Kadima leader Tzipi Livni raised similar concerns about violence by Jewish extremists, whom she called “a growing group of extremist Israelis that is trying to turn Israel into a lawless, nationalistic violent environment with twisted Judaism," reports Arutz Sheva, an Israeli news outlet affiliated with religious Zionism. "The government must arrest the vandals and punish them, and stop the silent consent, the extremist laws, and the rabbinical rhetoric,” she said.
The Jerusalem Post reports that former Defense Minister Binyamin Ben-Eliezer of the Labor party called for the IDF to respond to attacks with deadly force, regardless of whether the attackers are Jews or Arabs. "Whoever comes to kill you – kill him first. This is terror," he said. "I was witness to such terror in 1995, which ended in a prime minister being killed," he added, referring to the assassination of Prime Minister Yitzhak Rabin by a Jewish extremist.
In a commentary for Haaretz, Aeyal Gross, a law professor at Tel Aviv University, expands on the apparent double standard used by the IDF and the Israeli government in response to Jewish extremist and Palestinian protests.
"It is easy to imagine what would have happened had Palestinians invaded an Israeli military base and vandalized vehicles, burned tires, thrown rocks at the brigade commander and injured his deputy. It would have ended in death, injury, or arrest for many of them. But the perpetrators of this week's incident were Jews, not Palestinians," he writes in Haaretz, a liberal Israeli newspaper.

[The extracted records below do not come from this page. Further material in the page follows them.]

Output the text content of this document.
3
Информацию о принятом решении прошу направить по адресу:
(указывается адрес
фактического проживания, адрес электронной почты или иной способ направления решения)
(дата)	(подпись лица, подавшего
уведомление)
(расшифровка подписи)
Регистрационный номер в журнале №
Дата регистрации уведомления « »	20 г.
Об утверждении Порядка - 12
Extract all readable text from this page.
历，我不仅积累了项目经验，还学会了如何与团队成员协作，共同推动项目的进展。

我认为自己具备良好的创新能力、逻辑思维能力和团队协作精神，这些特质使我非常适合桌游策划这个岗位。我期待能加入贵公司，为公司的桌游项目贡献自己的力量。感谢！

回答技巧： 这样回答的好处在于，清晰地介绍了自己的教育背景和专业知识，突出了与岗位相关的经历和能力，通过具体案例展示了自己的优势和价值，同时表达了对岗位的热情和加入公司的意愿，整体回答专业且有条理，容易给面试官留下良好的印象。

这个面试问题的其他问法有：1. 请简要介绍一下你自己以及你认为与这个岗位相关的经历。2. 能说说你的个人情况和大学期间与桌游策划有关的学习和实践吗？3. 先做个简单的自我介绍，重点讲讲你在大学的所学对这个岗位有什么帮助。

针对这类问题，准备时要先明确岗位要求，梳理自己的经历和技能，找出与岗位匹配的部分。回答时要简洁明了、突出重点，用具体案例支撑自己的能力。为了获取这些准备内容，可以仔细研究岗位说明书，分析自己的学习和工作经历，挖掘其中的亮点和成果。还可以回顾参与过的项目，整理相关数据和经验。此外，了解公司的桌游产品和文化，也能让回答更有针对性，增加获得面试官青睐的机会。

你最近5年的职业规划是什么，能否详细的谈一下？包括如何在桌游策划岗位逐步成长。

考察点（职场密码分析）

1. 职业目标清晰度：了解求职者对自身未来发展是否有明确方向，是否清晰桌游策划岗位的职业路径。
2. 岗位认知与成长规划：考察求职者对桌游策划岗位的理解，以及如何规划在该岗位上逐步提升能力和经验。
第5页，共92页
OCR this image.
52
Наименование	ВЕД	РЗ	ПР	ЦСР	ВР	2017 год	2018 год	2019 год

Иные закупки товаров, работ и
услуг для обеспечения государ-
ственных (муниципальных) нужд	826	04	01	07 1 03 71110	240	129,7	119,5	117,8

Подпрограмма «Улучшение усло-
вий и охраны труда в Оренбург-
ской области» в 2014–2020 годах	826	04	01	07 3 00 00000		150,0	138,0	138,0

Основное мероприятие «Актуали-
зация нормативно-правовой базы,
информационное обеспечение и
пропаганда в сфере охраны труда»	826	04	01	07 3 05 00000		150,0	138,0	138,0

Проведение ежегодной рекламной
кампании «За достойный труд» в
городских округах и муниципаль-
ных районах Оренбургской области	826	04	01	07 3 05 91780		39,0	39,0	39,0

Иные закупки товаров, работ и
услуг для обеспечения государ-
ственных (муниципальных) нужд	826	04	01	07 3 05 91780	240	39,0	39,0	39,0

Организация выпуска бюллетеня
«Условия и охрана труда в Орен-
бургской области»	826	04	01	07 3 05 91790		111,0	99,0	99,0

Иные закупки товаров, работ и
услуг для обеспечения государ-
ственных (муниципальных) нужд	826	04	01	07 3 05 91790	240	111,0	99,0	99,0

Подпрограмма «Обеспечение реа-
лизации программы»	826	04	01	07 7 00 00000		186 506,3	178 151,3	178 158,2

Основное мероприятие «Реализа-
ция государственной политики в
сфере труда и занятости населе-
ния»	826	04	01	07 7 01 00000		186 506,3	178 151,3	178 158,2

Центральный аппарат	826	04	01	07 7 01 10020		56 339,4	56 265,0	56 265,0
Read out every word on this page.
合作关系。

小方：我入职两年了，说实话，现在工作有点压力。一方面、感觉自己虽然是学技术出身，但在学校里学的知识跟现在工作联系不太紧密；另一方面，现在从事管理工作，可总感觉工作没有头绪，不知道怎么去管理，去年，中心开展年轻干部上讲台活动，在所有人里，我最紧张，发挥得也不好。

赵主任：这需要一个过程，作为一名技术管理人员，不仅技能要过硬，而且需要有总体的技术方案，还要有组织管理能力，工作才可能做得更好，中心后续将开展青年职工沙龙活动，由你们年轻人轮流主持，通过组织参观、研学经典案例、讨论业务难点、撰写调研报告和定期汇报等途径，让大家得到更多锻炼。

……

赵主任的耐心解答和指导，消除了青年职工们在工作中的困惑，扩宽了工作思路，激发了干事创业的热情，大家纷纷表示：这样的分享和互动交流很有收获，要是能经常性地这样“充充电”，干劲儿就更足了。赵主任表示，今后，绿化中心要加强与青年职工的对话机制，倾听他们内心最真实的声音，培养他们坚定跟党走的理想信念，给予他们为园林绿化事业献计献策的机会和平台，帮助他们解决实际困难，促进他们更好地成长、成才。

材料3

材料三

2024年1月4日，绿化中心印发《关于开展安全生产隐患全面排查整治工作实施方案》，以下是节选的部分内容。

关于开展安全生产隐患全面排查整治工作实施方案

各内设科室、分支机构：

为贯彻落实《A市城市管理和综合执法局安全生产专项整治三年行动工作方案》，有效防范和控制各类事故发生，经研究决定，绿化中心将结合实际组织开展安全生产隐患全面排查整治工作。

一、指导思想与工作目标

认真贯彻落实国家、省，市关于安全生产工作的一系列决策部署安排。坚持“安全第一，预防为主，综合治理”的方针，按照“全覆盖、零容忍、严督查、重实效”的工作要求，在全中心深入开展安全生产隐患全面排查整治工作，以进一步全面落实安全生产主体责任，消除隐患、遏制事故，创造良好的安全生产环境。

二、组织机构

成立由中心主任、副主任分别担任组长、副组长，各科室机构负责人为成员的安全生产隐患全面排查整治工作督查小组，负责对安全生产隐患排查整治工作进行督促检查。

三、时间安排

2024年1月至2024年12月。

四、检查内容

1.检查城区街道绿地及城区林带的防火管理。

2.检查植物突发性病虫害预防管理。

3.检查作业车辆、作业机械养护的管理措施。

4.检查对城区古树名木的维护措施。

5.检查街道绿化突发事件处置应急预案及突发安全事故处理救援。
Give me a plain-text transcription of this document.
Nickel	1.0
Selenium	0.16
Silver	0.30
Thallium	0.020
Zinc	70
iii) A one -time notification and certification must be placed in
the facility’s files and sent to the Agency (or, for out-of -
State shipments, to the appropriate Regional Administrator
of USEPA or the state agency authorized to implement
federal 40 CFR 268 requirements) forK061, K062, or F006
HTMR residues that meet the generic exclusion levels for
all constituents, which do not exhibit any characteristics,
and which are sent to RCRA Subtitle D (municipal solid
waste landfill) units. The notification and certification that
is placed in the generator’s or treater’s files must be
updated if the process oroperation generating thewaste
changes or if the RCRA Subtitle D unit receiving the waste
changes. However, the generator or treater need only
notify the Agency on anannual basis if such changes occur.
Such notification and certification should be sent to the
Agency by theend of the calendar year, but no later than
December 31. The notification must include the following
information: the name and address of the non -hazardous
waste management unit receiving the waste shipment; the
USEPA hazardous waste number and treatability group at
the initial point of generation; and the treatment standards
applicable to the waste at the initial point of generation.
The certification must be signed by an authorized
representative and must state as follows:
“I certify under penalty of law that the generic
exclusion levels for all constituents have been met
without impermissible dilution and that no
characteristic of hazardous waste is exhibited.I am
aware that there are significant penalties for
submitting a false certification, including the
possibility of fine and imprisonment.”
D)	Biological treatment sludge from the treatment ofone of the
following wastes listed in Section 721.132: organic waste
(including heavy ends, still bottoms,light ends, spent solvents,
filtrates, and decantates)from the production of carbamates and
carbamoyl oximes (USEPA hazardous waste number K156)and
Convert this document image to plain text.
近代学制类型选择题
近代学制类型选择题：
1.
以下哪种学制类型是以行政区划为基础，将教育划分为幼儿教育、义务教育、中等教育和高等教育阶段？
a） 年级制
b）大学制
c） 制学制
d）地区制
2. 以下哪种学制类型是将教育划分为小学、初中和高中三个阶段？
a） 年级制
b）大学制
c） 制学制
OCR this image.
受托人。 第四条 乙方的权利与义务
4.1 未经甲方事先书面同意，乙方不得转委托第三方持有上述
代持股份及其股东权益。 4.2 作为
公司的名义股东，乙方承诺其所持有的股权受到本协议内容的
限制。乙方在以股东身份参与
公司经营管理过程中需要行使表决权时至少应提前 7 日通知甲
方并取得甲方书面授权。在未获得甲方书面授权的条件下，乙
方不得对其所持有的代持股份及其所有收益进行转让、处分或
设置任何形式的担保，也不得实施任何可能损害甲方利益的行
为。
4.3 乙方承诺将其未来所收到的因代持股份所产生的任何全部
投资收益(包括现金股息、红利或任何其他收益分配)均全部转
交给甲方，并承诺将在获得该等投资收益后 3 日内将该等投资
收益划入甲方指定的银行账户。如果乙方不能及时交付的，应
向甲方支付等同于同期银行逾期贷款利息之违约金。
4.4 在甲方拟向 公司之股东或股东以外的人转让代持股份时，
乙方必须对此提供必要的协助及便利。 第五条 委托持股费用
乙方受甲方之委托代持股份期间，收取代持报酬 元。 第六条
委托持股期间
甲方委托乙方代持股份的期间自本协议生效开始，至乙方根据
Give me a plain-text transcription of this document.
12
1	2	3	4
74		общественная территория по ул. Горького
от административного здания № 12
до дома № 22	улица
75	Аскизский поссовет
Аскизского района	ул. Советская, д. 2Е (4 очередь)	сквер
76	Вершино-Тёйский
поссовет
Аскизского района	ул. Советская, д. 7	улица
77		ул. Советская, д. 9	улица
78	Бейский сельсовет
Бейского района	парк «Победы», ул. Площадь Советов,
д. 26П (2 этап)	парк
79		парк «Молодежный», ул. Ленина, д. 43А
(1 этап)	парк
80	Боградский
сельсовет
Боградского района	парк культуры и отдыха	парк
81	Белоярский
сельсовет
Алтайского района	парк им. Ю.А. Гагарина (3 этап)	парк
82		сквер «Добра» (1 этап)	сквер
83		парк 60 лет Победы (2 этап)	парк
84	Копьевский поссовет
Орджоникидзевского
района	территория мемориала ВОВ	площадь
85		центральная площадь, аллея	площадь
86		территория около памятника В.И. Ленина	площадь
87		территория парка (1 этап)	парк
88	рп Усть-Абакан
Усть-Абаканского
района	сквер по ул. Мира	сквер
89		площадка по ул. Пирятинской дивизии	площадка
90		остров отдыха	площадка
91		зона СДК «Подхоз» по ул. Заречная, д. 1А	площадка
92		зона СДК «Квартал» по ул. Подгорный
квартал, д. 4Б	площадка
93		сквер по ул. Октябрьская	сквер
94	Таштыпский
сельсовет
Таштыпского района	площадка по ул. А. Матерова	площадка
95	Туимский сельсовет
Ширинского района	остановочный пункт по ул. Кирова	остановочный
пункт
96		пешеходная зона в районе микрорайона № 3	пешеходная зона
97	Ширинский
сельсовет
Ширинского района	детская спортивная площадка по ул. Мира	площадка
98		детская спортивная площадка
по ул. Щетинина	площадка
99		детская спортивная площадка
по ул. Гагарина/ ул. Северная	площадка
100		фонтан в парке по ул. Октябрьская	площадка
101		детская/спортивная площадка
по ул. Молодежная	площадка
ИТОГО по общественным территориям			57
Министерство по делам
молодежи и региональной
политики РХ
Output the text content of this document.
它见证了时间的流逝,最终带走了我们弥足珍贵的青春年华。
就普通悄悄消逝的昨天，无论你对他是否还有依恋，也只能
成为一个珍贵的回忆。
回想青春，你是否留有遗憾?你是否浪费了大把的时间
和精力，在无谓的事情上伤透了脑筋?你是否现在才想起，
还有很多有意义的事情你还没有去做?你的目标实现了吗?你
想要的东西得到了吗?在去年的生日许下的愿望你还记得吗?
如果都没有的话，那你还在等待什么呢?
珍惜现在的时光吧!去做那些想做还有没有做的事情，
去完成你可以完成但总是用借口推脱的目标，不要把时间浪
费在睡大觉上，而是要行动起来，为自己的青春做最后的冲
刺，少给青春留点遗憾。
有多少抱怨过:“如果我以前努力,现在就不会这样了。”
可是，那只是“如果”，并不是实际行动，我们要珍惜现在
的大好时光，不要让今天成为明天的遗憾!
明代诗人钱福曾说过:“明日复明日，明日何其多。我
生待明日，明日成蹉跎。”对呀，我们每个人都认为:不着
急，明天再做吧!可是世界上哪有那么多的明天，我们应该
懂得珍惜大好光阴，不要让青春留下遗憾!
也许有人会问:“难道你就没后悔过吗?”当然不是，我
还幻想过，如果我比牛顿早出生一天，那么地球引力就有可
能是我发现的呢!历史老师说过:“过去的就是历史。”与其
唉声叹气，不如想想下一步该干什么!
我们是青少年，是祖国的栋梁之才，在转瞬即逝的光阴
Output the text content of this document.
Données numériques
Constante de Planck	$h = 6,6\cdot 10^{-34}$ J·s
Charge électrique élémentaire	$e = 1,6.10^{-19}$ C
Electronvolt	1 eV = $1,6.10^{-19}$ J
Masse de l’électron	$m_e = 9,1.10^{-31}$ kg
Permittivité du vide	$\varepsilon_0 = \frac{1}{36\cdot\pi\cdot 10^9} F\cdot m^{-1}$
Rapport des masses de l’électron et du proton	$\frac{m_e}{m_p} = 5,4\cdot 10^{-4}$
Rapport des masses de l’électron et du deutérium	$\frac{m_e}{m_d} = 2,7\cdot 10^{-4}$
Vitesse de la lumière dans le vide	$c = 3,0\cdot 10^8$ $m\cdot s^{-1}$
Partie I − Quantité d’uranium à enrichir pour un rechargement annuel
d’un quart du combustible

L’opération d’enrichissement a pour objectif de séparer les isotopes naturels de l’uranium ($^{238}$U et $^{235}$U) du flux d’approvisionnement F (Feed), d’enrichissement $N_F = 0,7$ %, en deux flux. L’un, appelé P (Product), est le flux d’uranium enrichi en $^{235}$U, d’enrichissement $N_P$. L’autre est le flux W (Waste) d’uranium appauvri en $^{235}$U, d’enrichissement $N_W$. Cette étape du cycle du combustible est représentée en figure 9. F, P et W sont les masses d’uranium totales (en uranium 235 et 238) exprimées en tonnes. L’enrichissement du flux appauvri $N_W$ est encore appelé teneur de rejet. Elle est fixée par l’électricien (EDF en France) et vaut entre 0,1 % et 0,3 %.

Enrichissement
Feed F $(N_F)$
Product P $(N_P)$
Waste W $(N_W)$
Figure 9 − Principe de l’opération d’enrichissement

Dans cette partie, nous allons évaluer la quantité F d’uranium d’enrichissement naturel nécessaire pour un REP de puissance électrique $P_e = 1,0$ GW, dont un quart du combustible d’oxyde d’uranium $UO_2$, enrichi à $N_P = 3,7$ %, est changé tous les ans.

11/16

The proximity of the two incidents invites comparison, but the disparity in the response has long been evident. Demonstrating Palestinians are met with force - sometimes deadly - and arrests. Jews in the territories, even when they riot and use violence against Palestinians or the army, are usually accorded what amounts to immunity by both the military and the judicial establishments.
The disparity of response is the symptom of the broader problem, that of the fact of two populations living in the same territory, where each one is under a different legal system and is treated differently by the military. Israel is selective in its imposition of its law on the settlements and the settlers, creating a regime that discriminates on the basis of national identity. ...
Under the current circumstances, when one population and its army are allowed to rule over and use violence against another population, it should not come as a surprise that sometimes violence is also directed at the IDF.